The musical’s reported development budget of $25 million to $30 million has been well-spent on grand gestures like the “Let It Go” metamorphosis, and on more nuanced details like the pillowy clouds that float past when the gloomy palace’s doors are flung open to reveal beautiful skies. The scale of Arendelle’s wooden palace is imposing, as is Elsa’s mountain refuge.
Some reviewers thought the show was too serious …
To clearly separate the Broadway production from those truncated family attractions, the creative team aims, inevitably, for less froth and more artistic seriousness. But sometimes froth — and vibrant colors and brighter lighting—are all just fine, particularly when princesses, fun sidekicks and a fanciful Scandinavian kingdom are involved. A little less gravitas would seem in order as Disney continues to tweak the show in the run-up to New York.
For now the dominant element isn’t ice but murk. The authors seem to have taken Elsa’s warning—“Don’t let them in, don’t let them see”—too much to heart.
… others, too safe.
Disney should relax in the knowledge that the show won’t upset its fan base, which doesn’t listen to snooty critics anyway. But this gifted crew has a yet-unrealized responsibility to better ignite our imaginations and make us do a bit more work.
Most critics appreciated Sven the Reindeer, but they couldn’t agree on Olaf.
Greg Hildreth, working a dead-ringer puppet of the animated character [Olaf], gives sweetly hilarious voice to one of Disney’s best-ever sidekicks, and Andrew Pirozzi hoofs it in a beastly (in the best sense of the word) costume as the reindeer Sven.
Sven the Reindeer—one of the best things in the show—is a gorgeously expressive, human-powered puppet from Michael Curry, played by Andrew Pirozzi. Olaf, played by Greg Hildreth, is a familiar comic marionette much like Zazu in The Lion King, and thus weirdly out-of-place here.
On stage Olaf is rendered as a three-foot-high puppet attached to the body of actor Greg Hildreth, who is sort of dressed like a snowman and sings and pulls the strings — yeoman's work with a difficult assignment. Yet the result is mostly a distraction, requiring a huge suspension of disbelief, and real work on the part of the audience as we wonder which set of Olaf's eyes to look into […] Best to put an actor inside a costume or a true puppeteer in the rafters.
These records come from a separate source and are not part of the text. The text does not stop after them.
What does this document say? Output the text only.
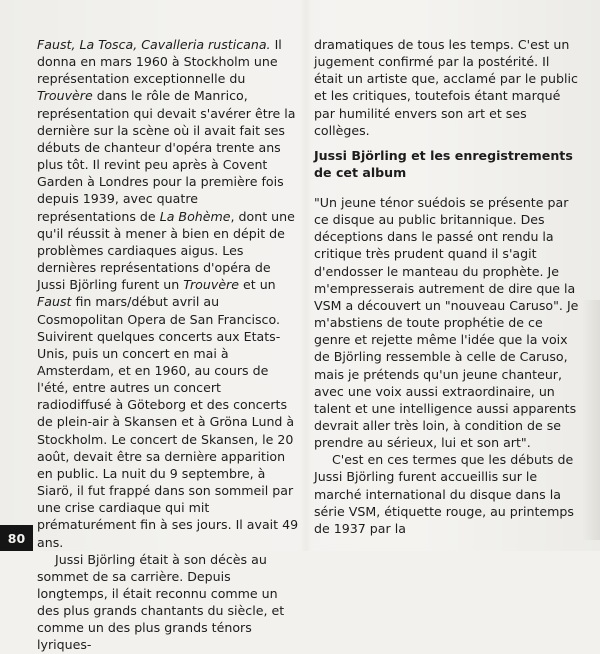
Faust, La Tosca, Cavalleria rusticana. Il donna en mars 1960 à Stockholm une représentation exceptionnelle du Trouvère dans le rôle de Manrico, représentation qui devait s'avérer être la dernière sur la scène où il avait fait ses débuts de chanteur d'opéra trente ans plus tôt. Il revint peu après à Covent Garden à Londres pour la première fois depuis 1939, avec quatre représentations de La Bohème, dont une qu'il réussit à mener à bien en dépit de problèmes cardiaques aigus. Les dernières représentations d'opéra de Jussi Björling furent un Trouvère et un Faust fin mars/début avril au Cosmopolitan Opera de San Francisco. Suivirent quelques concerts aux Etats-Unis, puis un concert en mai à Amsterdam, et en 1960, au cours de l'été, entre autres un concert radiodiffusé à Göteborg et des concerts de plein-air à Skansen et à Gröna Lund à Stockholm. Le concert de Skansen, le 20 août, devait être sa dernière apparition en public. La nuit du 9 septembre, à Siarö, il fut frappé dans son sommeil par une crise cardiaque qui mit prématurément fin à ses jours. Il avait 49 ans.

Jussi Björling était à son décès au sommet de sa carrière. Depuis longtemps, il était reconnu comme un des plus grands chantants du siècle, et comme un des plus grands ténors lyriques-

dramatiques de tous les temps. C'est un jugement confirmé par la postérité. Il était un artiste que, acclamé par le public et les critiques, toutefois étant marqué par humilité envers son art et ses collèges.

Jussi Björling et les enregistrements de cet album

"Un jeune ténor suédois se présente par ce disque au public britannique. Des déceptions dans le passé ont rendu la critique très prudent quand il s'agit d'endosser le manteau du prophète. Je m'empresserais autrement de dire que la VSM a découvert un "nouveau Caruso". Je m'abstiens de toute prophétie de ce genre et rejette même l'idée que la voix de Björling ressemble à celle de Caruso, mais je prétends qu'un jeune chanteur, avec une voix aussi extraordinaire, un talent et une intelligence aussi apparents devrait aller très loin, à condition de se prendre au sérieux, lui et son art".

C'est en ces termes que les débuts de Jussi Björling furent accueillis sur le marché international du disque dans la série VSM, étiquette rouge, au printemps de 1937 par la

80
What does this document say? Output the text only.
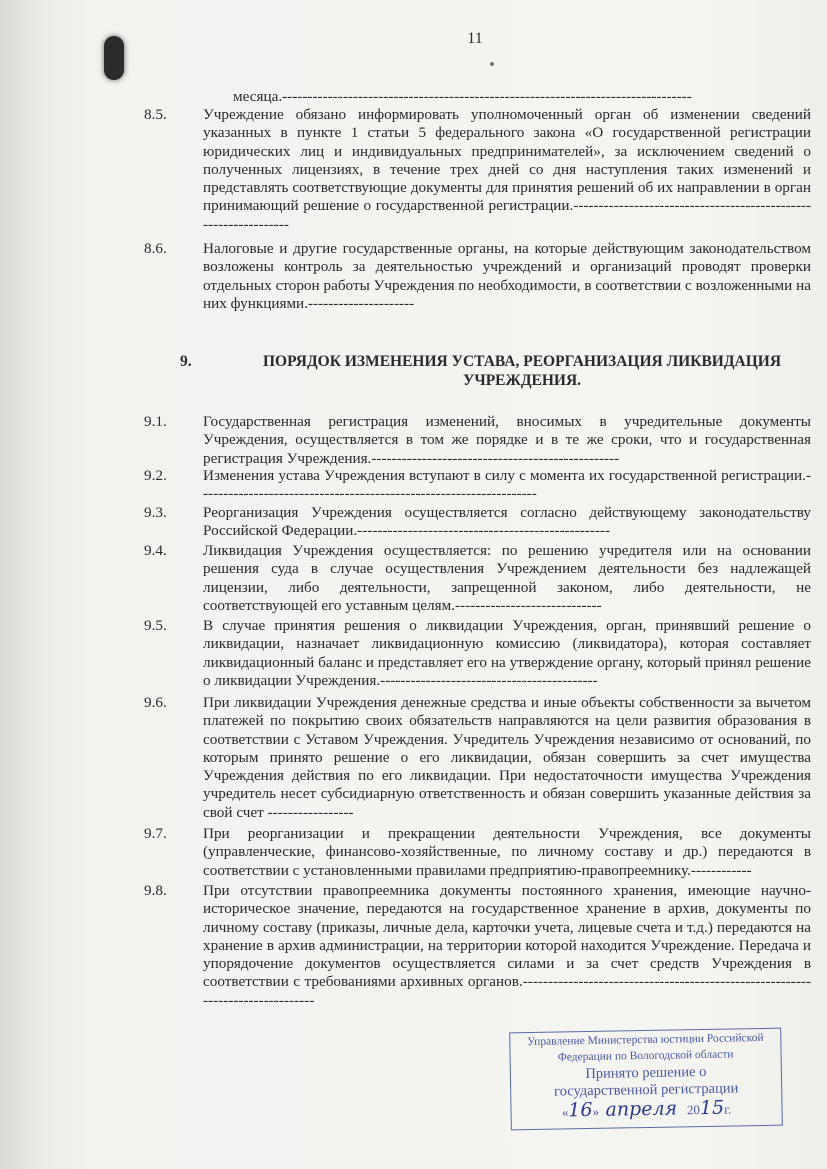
11
месяца.---------------------------------------------------------------------------------
8.5. Учреждение обязано информировать уполномоченный орган об изменении сведений указанных в пункте 1 статьи 5 федерального закона «О государственной регистрации юридических лиц и индивидуальных предпринимателей», за исключением сведений о полученных лицензиях, в течение трех дней со дня наступления таких изменений и представлять соответствующие документы для принятия решений об их направлении в орган принимающий решение о государственной регистрации.----------------------------------------------------------------
8.6. Налоговые и другие государственные органы, на которые действующим законодательством возложены контроль за деятельностью учреждений и организаций проводят проверки отдельных сторон работы Учреждения по необходимости, в соответствии с возложенными на них функциями.---------------------
9.	ПОРЯДОК ИЗМЕНЕНИЯ УСТАВА, РЕОРГАНИЗАЦИЯ ЛИКВИДАЦИЯ УЧРЕЖДЕНИЯ.
9.1. Государственная регистрация изменений, вносимых в учредительные документы Учреждения, осуществляется в том же порядке и в те же сроки, что и государственная регистрация Учреждения.-------------------------------------------------
9.2. Изменения устава Учреждения вступают в силу с момента их государственной регистрации.-------------------------------------------------------------------
9.3. Реорганизация Учреждения осуществляется согласно действующему законодательству Российской Федерации.--------------------------------------------------
9.4. Ликвидация Учреждения осуществляется: по решению учредителя или на основании решения суда в случае осуществления Учреждением деятельности без надлежащей лицензии, либо деятельности, запрещенной законом, либо деятельности, не соответствующей его уставным целям.-----------------------------
9.5. В случае принятия решения о ликвидации Учреждения, орган, принявший решение о ликвидации, назначает ликвидационную комиссию (ликвидатора), которая составляет ликвидационный баланс и представляет его на утверждение органу, который принял решение о ликвидации Учреждения.-------------------------------------------
9.6. При ликвидации Учреждения денежные средства и иные объекты собственности за вычетом платежей по покрытию своих обязательств направляются на цели развития образования в соответствии с Уставом Учреждения. Учредитель Учреждения независимо от оснований, по которым принято решение о его ликвидации, обязан совершить за счет имущества Учреждения действия по его ликвидации. При недостаточности имущества Учреждения учредитель несет субсидиарную ответственность и обязан совершить указанные действия за свой счет -----------------
9.7. При реорганизации и прекращении деятельности Учреждения, все документы (управленческие, финансово-хозяйственные, по личному составу и др.) передаются в соответствии с установленными правилами предприятию-правопреемнику.------------
9.8. При отсутствии правопреемника документы постоянного хранения, имеющие научно-историческое значение, передаются на государственное хранение в архив, документы по личному составу (приказы, личные дела, карточки учета, лицевые счета и т.д.) передаются на хранение в архив администрации, на территории которой находится Учреждение. Передача и упорядочение документов осуществляется силами и за счет средств Учреждения в соответствии с требованиями архивных органов.-------------------------------------------------------------------------------
Управление Министерства юстиции Российской
Федерации по Вологодской области
Принято решение о
государственной регистрации
«16» апреля 2015г.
Pick one.
The show invites comparisons to Wicked—and could maybe learn something from it.
Frozen admittedly borrows from other blockbuster musicals, the most obvious being Wicked and Disney’s The Lion King. (Leads Levy and Patti Murin have played Elphaba and Glinda, respectively, in Wicked.)
Mark Shenton, The Stage:
It’s like a cross between Wicked and Harry Potter.
But, like Wicked before it, Frozen is going to have to figure how to make the dark character less of a bore and the light character more compelling.